Эндрюс Блэкфорд, в порыве откровенности, забыл, кто находится рядом с ним и ответил на это восклицание совершенно не подумав о последствиях:
— Очень рад, что не знал его.
Стэфани выпрямилась на стуле, как пораженная током, стала даже намного выше ростом, чем была, все вокруг нее засверкало непредвиденной опасностью. Она, как рыба скат, приготовилась поразить все вокруг себя электрическими разрядами необычайной силы:
— Что-о?!
— Я говорю…
— Что вы сказали?!
— Милая, моя очаровательная Стэфани, раз мы друзья, я имею право быть откровенным.
— Откровенным!
— Да, откровенным. То, что вы рассказали мне о вашем отце, убеждает меня в том…
— В чем?
— …несмотря на всю его родительскую нежность и трогательную заботливость, которые извиняют и прощают чрезвычайно развитую в вас черту эдипова комплекса.
— Какого комплекса?
— Эдипова. Эта ваша черта страшно утомительна. Как выразился бы доктор Фрейд, который был, видимо, страшной занудой, способным обездолить и вывести из равновесия самый высокопоставленный клуб в Сиднее.
— Мой отец?!
— Успокойтесь, дорогая Стэфани, я ведь с полной откровенностью как друг…

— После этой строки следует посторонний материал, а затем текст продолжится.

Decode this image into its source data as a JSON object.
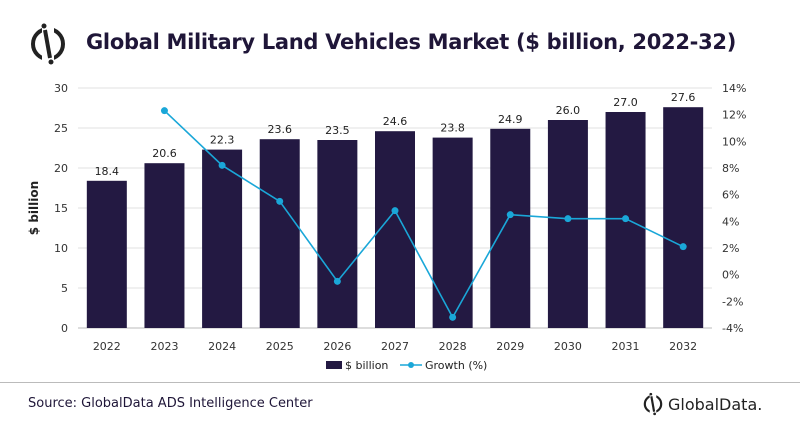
{
  "title": "Global Military Land Vehicles Market ($ billion, 2022-32)",
  "source": "Source: GlobalData ADS Intelligence Center",
  "brand": "GlobalData.",
  "colors": {
    "bar": "#231942",
    "line": "#1aa7d8",
    "title": "#1f1638"
  },
  "chart_data": {
    "type": "bar+line",
    "title": "Global Military Land Vehicles Market ($ billion, 2022-32)",
    "categories": [
      "2022",
      "2023",
      "2024",
      "2025",
      "2026",
      "2027",
      "2028",
      "2029",
      "2030",
      "2031",
      "2032"
    ],
    "series": [
      {
        "name": "$ billion",
        "type": "bar",
        "axis": "left",
        "values": [
          18.4,
          20.6,
          22.3,
          23.6,
          23.5,
          24.6,
          23.8,
          24.9,
          26.0,
          27.0,
          27.6
        ]
      },
      {
        "name": "Growth (%)",
        "type": "line",
        "axis": "right",
        "values": [
          null,
          12.3,
          8.2,
          5.5,
          -0.5,
          4.8,
          -3.2,
          4.5,
          4.2,
          4.2,
          2.1
        ]
      }
    ],
    "ylabel": "$ billion",
    "ylim": [
      0,
      30
    ],
    "yticks": [
      0,
      5,
      10,
      15,
      20,
      25,
      30
    ],
    "y2lim": [
      -4,
      14
    ],
    "y2ticks": [
      "-4%",
      "-2%",
      "0%",
      "2%",
      "4%",
      "6%",
      "8%",
      "10%",
      "12%",
      "14%"
    ],
    "grid": "horizontal",
    "legend": "bottom"
  }
}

— Как вы смеете так говорить о моем отце!
— Я…
— Не смейте, вы — полное и беспредельное ничтожество!
— Стэфи, выбирайте выражения!
— Вы спрут, который только заглатывает пищу. Мой отец сделал сто пятьдесят миллионов, а вы за всю жизнь не сделали и тысячи! Вы…

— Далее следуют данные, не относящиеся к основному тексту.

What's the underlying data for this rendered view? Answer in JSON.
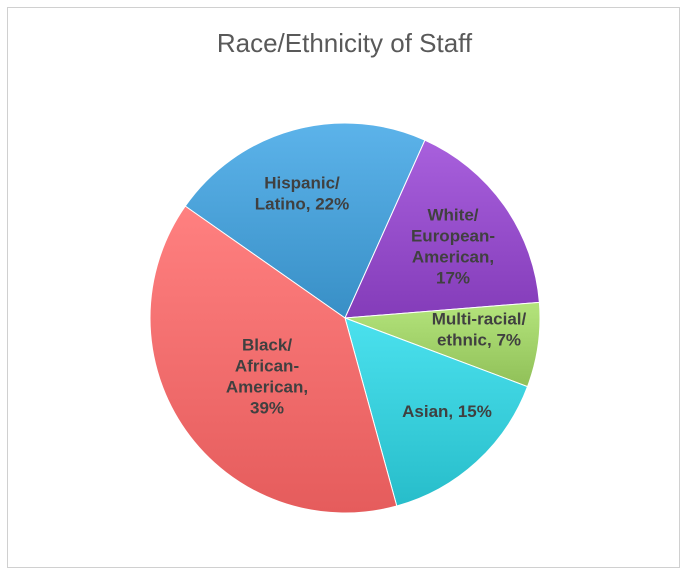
{
  "chart_data": {
    "type": "pie",
    "title": "Race/Ethnicity of Staff",
    "slices": [
      {
        "label": "Hispanic/ Latino, 22%",
        "lines": [
          "Hispanic/",
          "Latino, 22%"
        ],
        "value": 22,
        "color": "#4ea5dc"
      },
      {
        "label": "White/ European-American, 17%",
        "lines": [
          "White/",
          "European-",
          "American,",
          "17%"
        ],
        "value": 17,
        "color": "#9a52cf"
      },
      {
        "label": "Multi-racial/ ethnic, 7%",
        "lines": [
          "Multi-racial/",
          "ethnic, 7%"
        ],
        "value": 7,
        "color": "#a6d66e"
      },
      {
        "label": "Asian, 15%",
        "lines": [
          "Asian, 15%"
        ],
        "value": 15,
        "color": "#3dd3e0"
      },
      {
        "label": "Black/ African-American, 39%",
        "lines": [
          "Black/",
          "African-",
          "American,",
          "39%"
        ],
        "value": 39,
        "color": "#fb7272"
      }
    ],
    "legend": "none"
  }
}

Но Эндрюса Блэкфорда не остановили электрические разряды, которых только он мог не заметить, и он пошел дальше, как вода в открытый шлюз:
— Милое дитя, ваш отец не сделал ровным счетом ничего. Он только ухитрился на законном основании присвоить то, что сделали другие.
— Вы это знаете?
— Нет, я об этом не имею ни малейшего понятия.
— Так зачем вы это говорите?
— Но я знаю другое. Знаю, что он потерял три четвертых своего состояния на том, что очень отстал от жизни и скупал земли, поскупившись на геологические исследования, и они не принесли ему ожидаемых доходов, а только погубили его состояние. Можно ли впасть в такую идиотскую, примитивную ошибку. Надо быть последним дураком в бизнесе.
— Кем?!
— Простите! Такую непростительную ошибку не совершу даже я, хоть вы и считаете меня дураком, снобом, чревоугодником и еще кем-то.
— Кем же?
— Вам нужны еще мои уничижения?
— Разумеется.
— Для чего?
— Сейчас узнаете!
— И все же, я скажу, что намерен был сказать. Одним словом, Стэфания, мир ровным счетом ничего не потерял бы, если бы ваш отец вовсе не посетил сей мир. Он не облагородил его своим рождением. Вы умная женщина и сами это прекрасно понимаете, не правда ли?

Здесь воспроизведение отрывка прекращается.